Au début de la deuxième année de son second mandat, Donald Trump a mis le monde en garde, en destituant le président vénézuélien Nicolás Maduro, en jouant avec des idées visant à acheter ou à saisir le Groenland au Danemark – un allié de l’OTAN – et en avertissant les adversaires des États-Unis comme la Chine et la Russie de rester en dehors de l’hémisphère occidental.

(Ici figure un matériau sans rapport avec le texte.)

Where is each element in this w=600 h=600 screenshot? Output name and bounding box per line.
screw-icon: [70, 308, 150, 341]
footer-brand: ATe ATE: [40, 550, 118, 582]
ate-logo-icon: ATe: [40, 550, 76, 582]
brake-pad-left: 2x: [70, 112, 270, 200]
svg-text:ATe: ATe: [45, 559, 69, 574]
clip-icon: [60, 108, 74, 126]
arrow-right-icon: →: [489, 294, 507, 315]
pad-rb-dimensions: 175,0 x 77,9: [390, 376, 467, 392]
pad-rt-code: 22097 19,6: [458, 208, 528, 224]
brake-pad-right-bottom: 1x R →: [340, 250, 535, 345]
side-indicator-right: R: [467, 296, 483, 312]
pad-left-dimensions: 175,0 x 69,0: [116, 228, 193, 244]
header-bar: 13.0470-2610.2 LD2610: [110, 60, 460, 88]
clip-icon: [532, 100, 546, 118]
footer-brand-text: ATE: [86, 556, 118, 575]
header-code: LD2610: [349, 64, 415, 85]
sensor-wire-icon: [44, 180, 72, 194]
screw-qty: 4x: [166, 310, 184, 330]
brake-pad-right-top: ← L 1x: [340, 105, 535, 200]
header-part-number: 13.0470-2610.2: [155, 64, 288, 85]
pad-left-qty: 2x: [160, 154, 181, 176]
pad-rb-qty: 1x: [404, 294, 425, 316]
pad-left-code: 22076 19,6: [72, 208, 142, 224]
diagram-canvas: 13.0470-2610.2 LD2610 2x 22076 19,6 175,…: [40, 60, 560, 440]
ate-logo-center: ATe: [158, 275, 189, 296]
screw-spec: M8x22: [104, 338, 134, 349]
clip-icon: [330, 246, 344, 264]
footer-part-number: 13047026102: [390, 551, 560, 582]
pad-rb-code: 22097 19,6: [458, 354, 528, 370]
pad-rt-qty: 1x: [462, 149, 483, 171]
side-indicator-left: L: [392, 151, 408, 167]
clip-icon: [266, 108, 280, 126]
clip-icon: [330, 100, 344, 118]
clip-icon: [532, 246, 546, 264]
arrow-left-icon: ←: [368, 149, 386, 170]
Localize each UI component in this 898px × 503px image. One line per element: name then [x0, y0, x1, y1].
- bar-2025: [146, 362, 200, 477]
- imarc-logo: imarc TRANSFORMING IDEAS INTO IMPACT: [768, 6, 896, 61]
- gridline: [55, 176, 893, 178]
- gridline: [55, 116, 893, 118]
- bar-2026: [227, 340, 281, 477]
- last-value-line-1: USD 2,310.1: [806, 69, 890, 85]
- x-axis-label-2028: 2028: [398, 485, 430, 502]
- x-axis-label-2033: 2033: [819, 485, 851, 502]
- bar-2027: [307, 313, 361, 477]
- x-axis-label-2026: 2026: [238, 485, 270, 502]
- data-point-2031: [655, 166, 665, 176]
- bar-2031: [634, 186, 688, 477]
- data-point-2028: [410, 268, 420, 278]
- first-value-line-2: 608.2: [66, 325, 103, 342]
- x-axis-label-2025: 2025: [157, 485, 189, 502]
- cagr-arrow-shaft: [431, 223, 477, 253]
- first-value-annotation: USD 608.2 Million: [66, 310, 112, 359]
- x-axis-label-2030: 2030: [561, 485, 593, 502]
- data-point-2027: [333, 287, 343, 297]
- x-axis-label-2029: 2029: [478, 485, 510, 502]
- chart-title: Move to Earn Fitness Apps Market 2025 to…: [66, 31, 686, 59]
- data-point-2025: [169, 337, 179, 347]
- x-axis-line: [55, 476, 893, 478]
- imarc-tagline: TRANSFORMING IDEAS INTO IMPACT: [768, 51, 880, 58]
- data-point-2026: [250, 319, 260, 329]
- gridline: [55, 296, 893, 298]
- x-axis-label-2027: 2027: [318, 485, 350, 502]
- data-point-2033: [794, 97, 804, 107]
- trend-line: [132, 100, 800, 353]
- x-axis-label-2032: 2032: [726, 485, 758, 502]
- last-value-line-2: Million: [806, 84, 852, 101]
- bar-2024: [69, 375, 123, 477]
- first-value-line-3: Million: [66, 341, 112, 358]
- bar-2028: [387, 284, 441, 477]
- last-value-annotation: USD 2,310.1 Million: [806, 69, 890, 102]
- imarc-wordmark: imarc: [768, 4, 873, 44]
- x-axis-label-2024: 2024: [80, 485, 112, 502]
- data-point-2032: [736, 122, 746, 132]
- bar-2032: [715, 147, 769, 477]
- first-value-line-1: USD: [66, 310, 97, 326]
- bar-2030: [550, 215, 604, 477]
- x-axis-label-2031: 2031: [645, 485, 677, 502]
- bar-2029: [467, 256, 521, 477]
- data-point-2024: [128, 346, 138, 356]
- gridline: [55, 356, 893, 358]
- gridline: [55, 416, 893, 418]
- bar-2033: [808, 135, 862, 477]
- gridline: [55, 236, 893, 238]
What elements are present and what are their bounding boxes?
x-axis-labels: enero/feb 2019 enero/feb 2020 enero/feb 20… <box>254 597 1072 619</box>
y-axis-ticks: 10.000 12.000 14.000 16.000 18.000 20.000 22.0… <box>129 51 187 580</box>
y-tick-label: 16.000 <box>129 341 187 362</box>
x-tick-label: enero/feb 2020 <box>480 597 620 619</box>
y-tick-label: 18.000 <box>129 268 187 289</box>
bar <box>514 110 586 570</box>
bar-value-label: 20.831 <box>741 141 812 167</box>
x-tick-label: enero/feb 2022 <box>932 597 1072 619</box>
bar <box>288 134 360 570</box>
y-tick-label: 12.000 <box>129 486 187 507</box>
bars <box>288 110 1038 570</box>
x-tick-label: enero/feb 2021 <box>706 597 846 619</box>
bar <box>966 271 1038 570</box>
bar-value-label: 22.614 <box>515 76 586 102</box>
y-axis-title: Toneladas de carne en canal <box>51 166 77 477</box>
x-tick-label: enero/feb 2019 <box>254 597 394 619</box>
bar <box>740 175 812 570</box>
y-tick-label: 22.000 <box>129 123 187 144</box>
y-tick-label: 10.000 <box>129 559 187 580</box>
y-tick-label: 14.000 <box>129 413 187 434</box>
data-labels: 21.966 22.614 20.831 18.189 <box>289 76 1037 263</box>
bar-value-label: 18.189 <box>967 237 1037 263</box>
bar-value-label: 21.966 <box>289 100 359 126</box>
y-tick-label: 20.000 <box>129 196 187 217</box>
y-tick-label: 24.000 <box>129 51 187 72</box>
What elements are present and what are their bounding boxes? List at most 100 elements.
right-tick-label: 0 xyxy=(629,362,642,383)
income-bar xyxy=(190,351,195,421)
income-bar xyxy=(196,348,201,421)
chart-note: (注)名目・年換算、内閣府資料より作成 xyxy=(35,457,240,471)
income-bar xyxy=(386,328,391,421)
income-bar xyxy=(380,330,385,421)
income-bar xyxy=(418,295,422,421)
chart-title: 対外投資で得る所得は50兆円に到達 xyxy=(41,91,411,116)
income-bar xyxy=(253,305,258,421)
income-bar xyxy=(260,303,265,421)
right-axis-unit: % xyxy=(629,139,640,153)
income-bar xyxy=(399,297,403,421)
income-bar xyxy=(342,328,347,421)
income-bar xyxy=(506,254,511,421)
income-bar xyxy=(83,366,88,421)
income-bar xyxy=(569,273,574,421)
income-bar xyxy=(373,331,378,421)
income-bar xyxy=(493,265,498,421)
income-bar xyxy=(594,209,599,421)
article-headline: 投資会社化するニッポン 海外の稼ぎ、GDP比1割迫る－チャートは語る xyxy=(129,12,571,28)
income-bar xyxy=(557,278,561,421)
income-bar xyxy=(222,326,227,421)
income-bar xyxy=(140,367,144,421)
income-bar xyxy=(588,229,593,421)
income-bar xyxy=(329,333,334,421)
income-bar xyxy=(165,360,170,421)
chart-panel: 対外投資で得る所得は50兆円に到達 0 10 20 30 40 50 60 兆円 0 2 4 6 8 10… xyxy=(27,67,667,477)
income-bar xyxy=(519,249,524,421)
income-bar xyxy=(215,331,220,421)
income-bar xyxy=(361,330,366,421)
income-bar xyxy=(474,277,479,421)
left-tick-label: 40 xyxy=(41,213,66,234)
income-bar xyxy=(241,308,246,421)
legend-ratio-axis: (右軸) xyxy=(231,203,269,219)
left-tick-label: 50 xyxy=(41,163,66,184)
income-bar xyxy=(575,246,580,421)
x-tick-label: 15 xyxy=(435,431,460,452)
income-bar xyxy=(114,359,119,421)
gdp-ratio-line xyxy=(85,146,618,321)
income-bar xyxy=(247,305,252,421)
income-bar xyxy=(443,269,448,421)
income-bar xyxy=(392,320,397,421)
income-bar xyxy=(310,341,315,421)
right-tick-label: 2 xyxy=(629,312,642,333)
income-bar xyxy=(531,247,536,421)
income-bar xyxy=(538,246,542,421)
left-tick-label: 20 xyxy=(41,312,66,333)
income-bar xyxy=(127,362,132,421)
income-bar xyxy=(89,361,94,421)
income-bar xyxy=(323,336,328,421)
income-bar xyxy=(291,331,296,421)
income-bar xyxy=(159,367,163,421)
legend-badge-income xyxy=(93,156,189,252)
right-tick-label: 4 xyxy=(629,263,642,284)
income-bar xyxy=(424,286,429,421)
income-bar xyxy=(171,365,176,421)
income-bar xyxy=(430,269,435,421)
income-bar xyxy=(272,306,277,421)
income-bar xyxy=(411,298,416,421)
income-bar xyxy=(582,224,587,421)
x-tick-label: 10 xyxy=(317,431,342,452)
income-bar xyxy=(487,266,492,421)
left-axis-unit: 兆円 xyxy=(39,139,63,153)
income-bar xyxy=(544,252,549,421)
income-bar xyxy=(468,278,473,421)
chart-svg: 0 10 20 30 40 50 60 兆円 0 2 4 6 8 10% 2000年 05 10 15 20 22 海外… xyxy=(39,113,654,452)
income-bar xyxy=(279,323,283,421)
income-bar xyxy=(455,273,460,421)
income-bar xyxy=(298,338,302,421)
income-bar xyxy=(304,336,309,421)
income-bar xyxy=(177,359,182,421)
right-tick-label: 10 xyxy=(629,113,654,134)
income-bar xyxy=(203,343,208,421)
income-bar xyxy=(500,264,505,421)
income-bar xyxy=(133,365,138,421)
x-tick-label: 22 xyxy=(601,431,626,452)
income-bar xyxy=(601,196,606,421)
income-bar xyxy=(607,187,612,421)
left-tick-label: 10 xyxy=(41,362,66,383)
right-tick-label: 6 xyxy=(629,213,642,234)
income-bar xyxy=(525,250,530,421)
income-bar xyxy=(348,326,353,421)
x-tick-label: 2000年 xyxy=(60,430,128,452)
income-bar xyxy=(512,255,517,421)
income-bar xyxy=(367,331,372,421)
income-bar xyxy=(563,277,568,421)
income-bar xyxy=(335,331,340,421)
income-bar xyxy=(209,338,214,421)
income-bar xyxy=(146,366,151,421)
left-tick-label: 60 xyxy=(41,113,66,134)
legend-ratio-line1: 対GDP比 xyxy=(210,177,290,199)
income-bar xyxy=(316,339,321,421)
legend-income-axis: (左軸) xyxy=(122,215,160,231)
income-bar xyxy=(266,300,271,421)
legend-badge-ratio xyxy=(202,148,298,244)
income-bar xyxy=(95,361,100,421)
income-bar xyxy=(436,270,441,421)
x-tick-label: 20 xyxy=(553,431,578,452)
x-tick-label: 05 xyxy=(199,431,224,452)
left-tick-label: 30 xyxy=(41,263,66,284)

De telles mesures audacieuses pourraient avoir de grandes implications, à la fois bonnes et mauvaises, pour la position de l’Amérique dans le monde. En étendant l’influence américaine sur le Venezuela, Trump pourrait frapper durement les adversaires américains. La Chine et la Russie ont été les principaux soutiens de Maduro, Pékin étant également un acheteur majeur du pétrole vénézuélien. Moscou, à son tour, dépend largement de sa propre richesse pétrolière et se méfie du contrôle de facto de Washington sur plus de la moitié des réserves pétrolières mondiales.
Ailleurs dans la région, l’économie chancelante de Cuba pourrait être poussée à bout par la perte de Caracas en tant que fournisseur d’énergie et intermédiaire dans le commerce mondial. Mais maintiendra-t-il cette campagne de pression en dehors de l’Amérique latine ? La Chine et la Russie espèrent toutes deux que le changement de politique de Washington leur permettra d’être plus libres de conquérir des territoires dans leurs sphères d’influence. Jusqu’à présent, Trump n’envisage pas cette idée, acceptant même des sanctions plus sévères contre la Russie et menaçant de prendre des mesures contre le régime iranien au milieu des manifestations antigouvernementales.
Dans le même temps, Trump coupe les ponts avec les amis et alliés des États-Unis, notamment avec ses efforts pour acquérir le Groenland. Même si la menace de la force est un stratagème pour amener le Danemark à abandonner le territoire, elle sèmera la méfiance au sein de l’alliance, dont les membres étaient déjà préoccupés par l’engagement des États-Unis envers leur sécurité. Attendez-vous à ce que cette méfiance dure plus longtemps que Trump, même si l’OTAN finit par perdurer.
Pendant ce temps, le reste de l’alliance continuera de donner la priorité à l’augmentation des dépenses de défense. Les préoccupations sécuritaires pourraient se combiner à des tensions commerciales plus proches de nous. Les menaces de Trump de prendre des mesures militaires contre les cartels de la drogue au sud de la frontière pourraient aggraver les relations avec les partenaires de libre-échange nord-américains, le Mexique et le Canada.
Trump semble parier son héritage présidentiel sur une action audacieuse à l’étranger, invoquant même d’anciens commandants en chef, comme James Monroe, dans le cadre de cette campagne. Cela peut être une arme à double tranchant. D’une part, les présidents disposent généralement d’une plus grande latitude en matière de politique étrangère, un avantage lorsqu’ils ont du mal à atteindre leurs objectifs nationaux. D’un autre côté, l’administration risque également de susciter le chaos régional ou de s’enliser dans un conflit échappant à son contrôle – il suffit de demander à George W. Bush. Trump a eu de la chance jusqu’à présent, mais la chance peut être éphémère.
Notez également que si Trump va trop loin, il pourrait y avoir une réaction négative du Congrès. Les législateurs républicains soutiennent largement le président, mais les premiers votes du Parti républicain en faveur d’une résolution du Sénat sur les pouvoirs de guerre contre le Venezuela pourraient signaler des problèmes à venir.